Holland Cotter captures a moment in New York’s artly life that spun bravely at the Tibor de Nagy gallery in the early Fifties: a collaboration of painting and poetry in which the poetry was arguably the more remarkable partner. But the paintings still gleam, poised beautifully between the bellows of Abstract Expressionism and the banalities of Pop.

And a scene it was: amorous, rivalrous and incestuous; at once an avant-garde and — much like the New York art world at present — an avant-garde in reverse. Poetry was pushing into prickly new territory, while art was revisiting old ground, although with some new moves. What made the situation at Tibor de Nagy distinctive was that almost everyone was collaborating, artists and poets alike.

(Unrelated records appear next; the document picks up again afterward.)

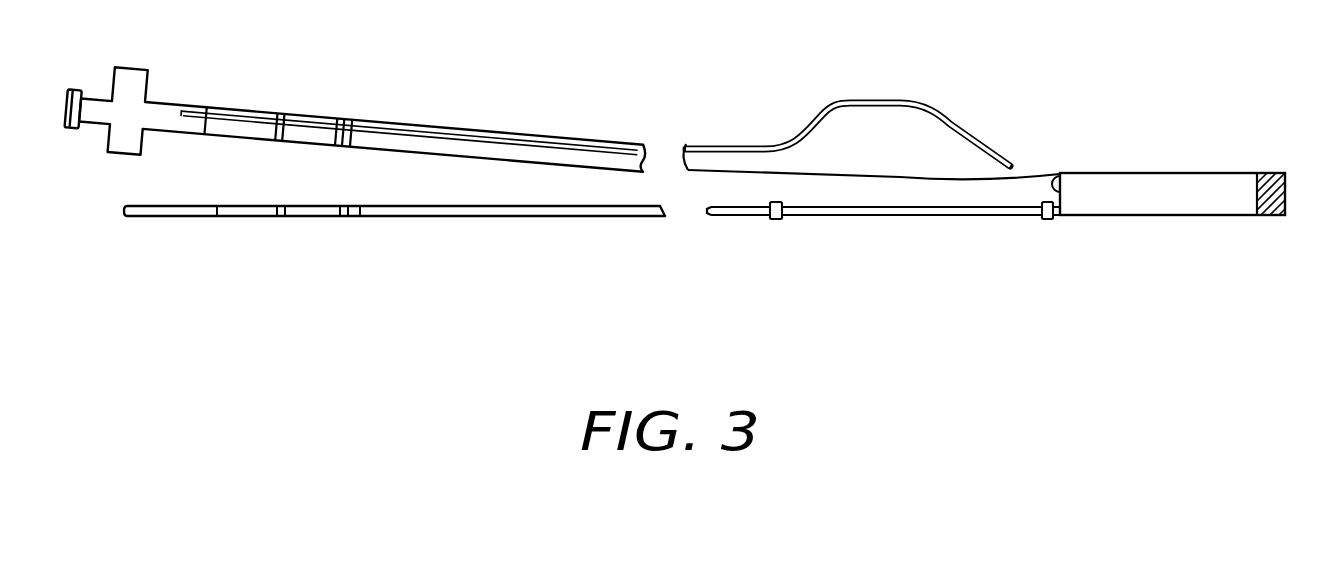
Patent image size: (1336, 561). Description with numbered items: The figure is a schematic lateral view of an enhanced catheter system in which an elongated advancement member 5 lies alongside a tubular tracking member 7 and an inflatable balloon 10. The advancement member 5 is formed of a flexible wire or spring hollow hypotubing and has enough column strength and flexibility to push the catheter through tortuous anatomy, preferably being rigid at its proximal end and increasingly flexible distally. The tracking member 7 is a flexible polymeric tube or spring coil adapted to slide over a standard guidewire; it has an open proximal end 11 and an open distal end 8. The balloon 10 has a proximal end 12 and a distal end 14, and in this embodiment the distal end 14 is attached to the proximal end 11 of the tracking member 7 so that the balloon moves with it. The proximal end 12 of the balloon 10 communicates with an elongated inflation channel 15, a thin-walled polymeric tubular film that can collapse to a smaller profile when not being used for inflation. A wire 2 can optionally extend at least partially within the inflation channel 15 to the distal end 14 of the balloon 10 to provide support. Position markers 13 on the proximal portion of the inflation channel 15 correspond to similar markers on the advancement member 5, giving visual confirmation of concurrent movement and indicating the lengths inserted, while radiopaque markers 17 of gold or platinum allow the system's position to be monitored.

The wire 2 is at (425, 123).
The advancement member 5 is at (490, 216).
The tracking member 7 is at (1198, 198).
The distal end of tracking member 8 is at (1287, 184).
The inflatable balloon 10 is at (886, 117).
The proximal end of tracking member 11 is at (1045, 173).
The proximal end of balloon 12 is at (788, 130).
The position markers 13 is at (355, 98).
The distal end of balloon 14 is at (995, 156).
The inflation channel 15 is at (527, 153).
The radiopaque markers 17 is at (782, 219).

Remember the context. This was the high moment of Abstract Expressionism, with its image of the heroic artist battling his way alone toward some existential sublime. Set that image against another: O’Hara and Rivers, lovers at the time, sitting knee to knee as they worked on a series of jointly made lithographs, each adding drawings, jokes, notes to friends and poems like valentines.

Or consider the poetry books coming out under the Tibor de Nagy imprint, among them Mr. Ashbery’s first collection, with drawings by Ms. Freilicher, and O’Hara’s 1953 “Oranges,” with hand-painted covers by Hartigan. These weren’t weighty tomes. They were pretty pamphlets, so thin and fragile as to be all but invisible on a library shelf.